Israeli demonstrators have intensified protests for their government to reach a deal that would free the captives, accusing Prime Minister Benjamin Netanyahu of prolonging the war.

‘We are tired’

Amid the destruction, a surgeon had hailed baby Sabreen al-Ruh’s survival as a miracle. She was the only member of her family left alive after her birth by caesarian section from her dying mother. Witnesses said an Israeli strike hit their home.

But the baby’s uncle, Rami al-Sheikh, told AFP on Friday that her condition had worsened and hospital staff could not save her.

Israel’s military offensive has turned vast swathes of Gaza into rubble, creating 37 million tonnes of debris that will take years to clear away, according to the UN Mine Action Service.

It said unexploded ordnance would complicate that work.

On Friday the European Union said it was giving an extra $73 million for food, water and other aid to Palestinians in Gaza “in light of the continued deterioration of the severe humanitarian crisis.”

The World Food Programme has warned famine is “a real and dangerous threat.”

In the southern Gaza city of Khan Yunis, where intense fighting raged in February, some residents said they preferred to return and live among the ruins.

“We are tired after seven months of displacement and struggle in the camps.
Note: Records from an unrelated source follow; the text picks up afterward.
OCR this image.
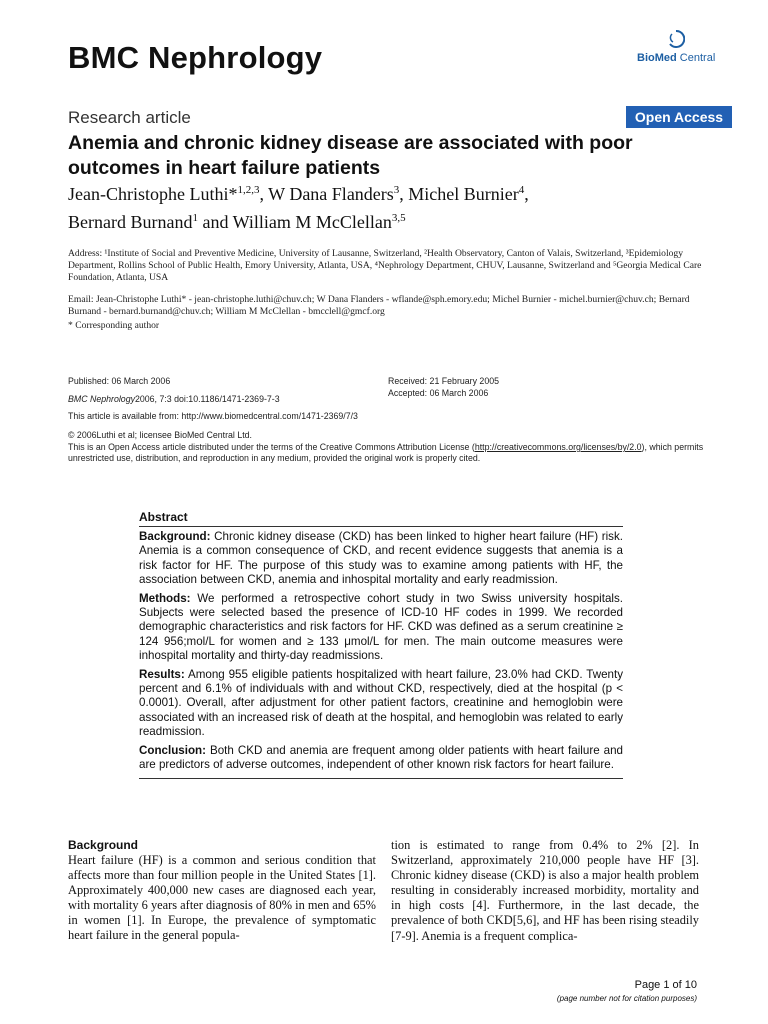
BMC Nephrology	BioMed Central
Research article	Open Access
Anemia and chronic kidney disease are associated with poor outcomes in heart failure patients
Jean-Christophe Luthi*$^{1,2,3}$, W Dana Flanders$^3$, Michel Burnier$^4$,
Bernard Burnand$^1$ and William M McClellan$^{3,5}$
Address: ¹Institute of Social and Preventive Medicine, University of Lausanne, Switzerland, ²Health Observatory, Canton of Valais, Switzerland, ³Epidemiology Department, Rollins School of Public Health, Emory University, Atlanta, USA, ⁴Nephrology Department, CHUV, Lausanne, Switzerland and ⁵Georgia Medical Care Foundation, Atlanta, USA
Email: Jean-Christophe Luthi* - jean-christophe.luthi@chuv.ch; W Dana Flanders - wflande@sph.emory.edu; Michel Burnier - michel.burnier@chuv.ch; Bernard Burnand - bernard.burnand@chuv.ch; William M McClellan - bmcclell@gmcf.org
* Corresponding author
Published: 06 March 2006
BMC Nephrology2006, 7:3 doi:10.1186/1471-2369-7-3
This article is available from: http://www.biomedcentral.com/1471-2369/7/3
Received: 21 February 2005
Accepted: 06 March 2006
© 2006Luthi et al; licensee BioMed Central Ltd.
This is an Open Access article distributed under the terms of the Creative Commons Attribution License (http://creativecommons.org/licenses/by/2.0), which permits unrestricted use, distribution, and reproduction in any medium, provided the original work is properly cited.
Abstract

Background: Chronic kidney disease (CKD) has been linked to higher heart failure (HF) risk. Anemia is a common consequence of CKD, and recent evidence suggests that anemia is a risk factor for HF. The purpose of this study was to examine among patients with HF, the association between CKD, anemia and inhospital mortality and early readmission.

Methods: We performed a retrospective cohort study in two Swiss university hospitals. Subjects were selected based the presence of ICD-10 HF codes in 1999. We recorded demographic characteristics and risk factors for HF. CKD was defined as a serum creatinine ≥ 124 956;mol/L for women and ≥ 133 μmol/L for men. The main outcome measures were inhospital mortality and thirty-day readmissions.

Results: Among 955 eligible patients hospitalized with heart failure, 23.0% had CKD. Twenty percent and 6.1% of individuals with and without CKD, respectively, died at the hospital (p < 0.0001). Overall, after adjustment for other patient factors, creatinine and hemoglobin were associated with an increased risk of death at the hospital, and hemoglobin was related to early readmission.

Conclusion: Both CKD and anemia are frequent among older patients with heart failure and are predictors of adverse outcomes, independent of other known risk factors for heart failure.

Background

Heart failure (HF) is a common and serious condition that affects more than four million people in the United States [1]. Approximately 400,000 new cases are diagnosed each year, with mortality 6 years after diagnosis of 80% in men and 65% in women [1]. In Europe, the prevalence of symptomatic heart failure in the general popula-

tion is estimated to range from 0.4% to 2% [2]. In Switzerland, approximately 210,000 people have HF [3]. Chronic kidney disease (CKD) is also a major health problem resulting in considerably increased morbidity, mortality and in high costs [4]. Furthermore, in the last decade, the prevalence of both CKD[5,6], and HF has been rising steadily [7-9]. Anemia is a frequent complica-

Page 1 of 10
(page number not for citation purposes)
So we insisted on returning and staying in a tent over the rubble of our home,” said Abdelqader Mohammed Qwaider.

Minister in car crash

The main aid agency in Gaza, the UN agency for Palestine refugees (UNRWA) has been under attack and lost some of its global funding since January when Israel said several UNRWA employees were involved in the October 7 resistance camapaign.

The United Nations immediately fired the accused staffers and began an investigation.
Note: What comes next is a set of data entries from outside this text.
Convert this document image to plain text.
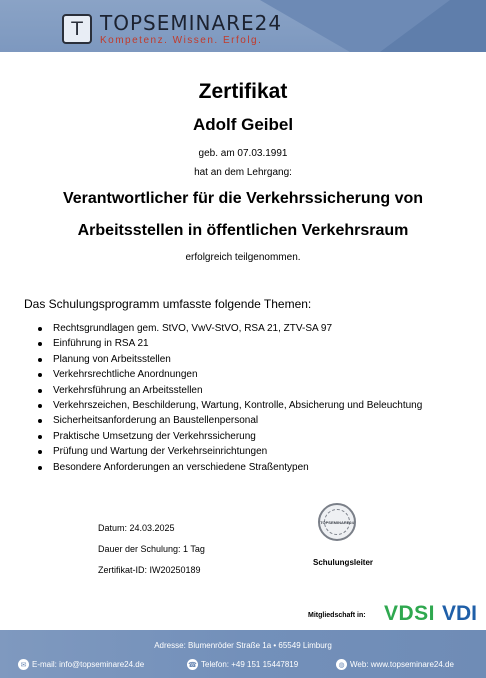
T TOPSEMINARE24
Kompetenz. Wissen. Erfolg.
Zertifikat
Adolf Geibel
geb. am 07.03.1991
hat an dem Lehrgang:
Verantwortlicher für die Verkehrssicherung von
Arbeitsstellen in öffentlichen Verkehrsraum
erfolgreich teilgenommen.
Das Schulungsprogramm umfasste folgende Themen:
Rechtsgrundlagen gem. StVO, VwV-StVO, RSA 21, ZTV-SA 97
Einführung in RSA 21
Planung von Arbeitsstellen
Verkehrsrechtliche Anordnungen
Verkehrsführung an Arbeitsstellen
Verkehrszeichen, Beschilderung, Wartung, Kontrolle, Absicherung und Beleuchtung
Sicherheitsanforderung an Baustellenpersonal
Praktische Umsetzung der Verkehrssicherung
Prüfung und Wartung der Verkehrseinrichtungen
Besondere Anforderungen an verschiedene Straßentypen
Datum: 24.03.2025
Dauer der Schulung: 1 Tag
Zertifikat-ID: IW20250189
TOPSEMINARE24
Schulungsleiter
Mitgliedschaft in: VDSI VDI
Adresse: Blumenröder Straße 1a • 65549 Limburg
✉ E-mail: info@topseminare24.de	☎ Telefon: +49 151 15447819	◍ Web: www.topseminare24.de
UN spokesman Stephane Dujarric on Friday said one case has been closed “as no evidence was provided by Israel to support the allegations against the staff member”.

Investigations into three other staffers were suspended as information provided by Israel is “not sufficient”, Dujarric said.

The Gaza war has led to increased violence between Israel and Iran’s proxies and allies, in particular the Iran-backed group Hezbollah along the border with Lebanon.

On Friday another pro-Hamas Lebanese group, Jamaa Islamiya, said an Israeli strike in eastern Lebanon had killed two of its senior commanders.

Off Yemen, a ship was damaged when targeted twice with multiple missiles Friday, in the latest attack on international shipping in the Red Sea to be claimed by Huthi rebels.

Near Tel Aviv, an 18-year-old woman was seriously wounded in a stabbing attack and the assailant was killed at the scene, said paramedics and police.

After addressing journalists there, Israel’s far-right National Security Minister Itamar Ben Gvir was among four people who received “light” injuries in a car crash, police said.

A dark-coloured sedan ended up on its roof in a pedestrian crossing, near a white car whose engine compartment was heavily damaged.